本学の授業は正確に言えば先週の金曜日から始まっているんですが、私は金曜日の授業を担当していませんので、私については今週から授業が始まります。この授業開始に当たって、特に、大学は学生諸君を社会に送り出す準備機関の色彩が強いと私は考えていますので、大学生諸君の就職事情について、今日は簡単に雑感をアップしておきたいと思います。

昨日、伊王島に渡って接した新入生諸君にも言ったんですが、昨年9月のリーマン・ショック以来、すでに始まっていた世界的な景気後退が急速に悪化し、しばらく、大学生の就職は期待できません。もちろん、労働統計の中でも、新規求人数のような先行指標や有効求人倍率のような一致指標もありますが、失業率などをはじめとして、かなりの雇用関係指標は遅行系列ですし、2年ほど前までのように大学生の就職も売り手市場で、本学の学生諸君もかなりいいところに数多く就職できていたような状況は、誠に残念ながら、現在の4年生から新入生くらいまでは望み薄だろうと予想しています。

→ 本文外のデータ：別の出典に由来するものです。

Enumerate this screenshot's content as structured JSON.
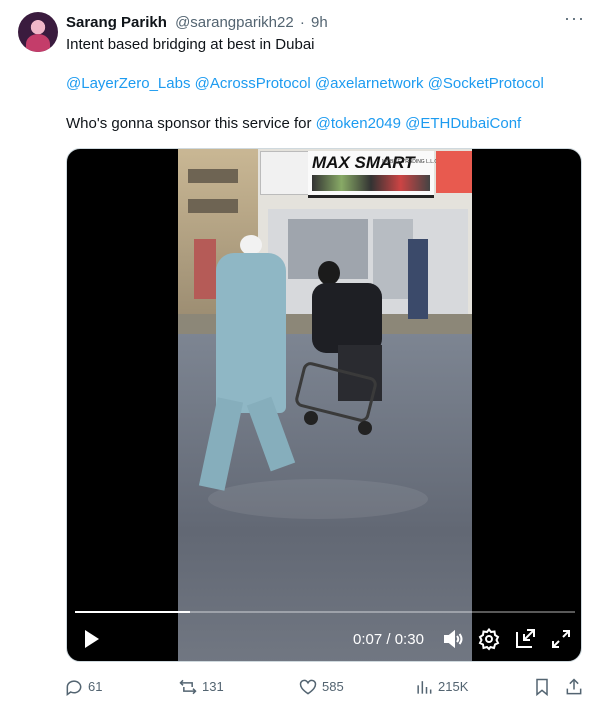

特に、本学の場合、2点指摘しておきたいと思います。まず、大学のブランド力です。当然のことながら、非常に単純化して言えば、労働市場では限界生産性の高い労働者から順に雇用されて行って、限界生産性と賃金が一致する点で雇用がストップすることはマイクロな経済学の教えるところです。一昔前のように、入学試験の偏差値で大学生が振り分けられる時代ではありませんが、控え目にいっても、本学の場合は東大や私の母校の京大のようなトップ校ではないことは広く認められているところですし、別の表現をすれば、ブランド校ではないと言う人もいるかもしれません。大学のブランド力は侮れない部分もあり、当然ながら、このブランド力は長い伝統の中で学生の総合力としてのレベルに起因する部分が大きいのも確かです。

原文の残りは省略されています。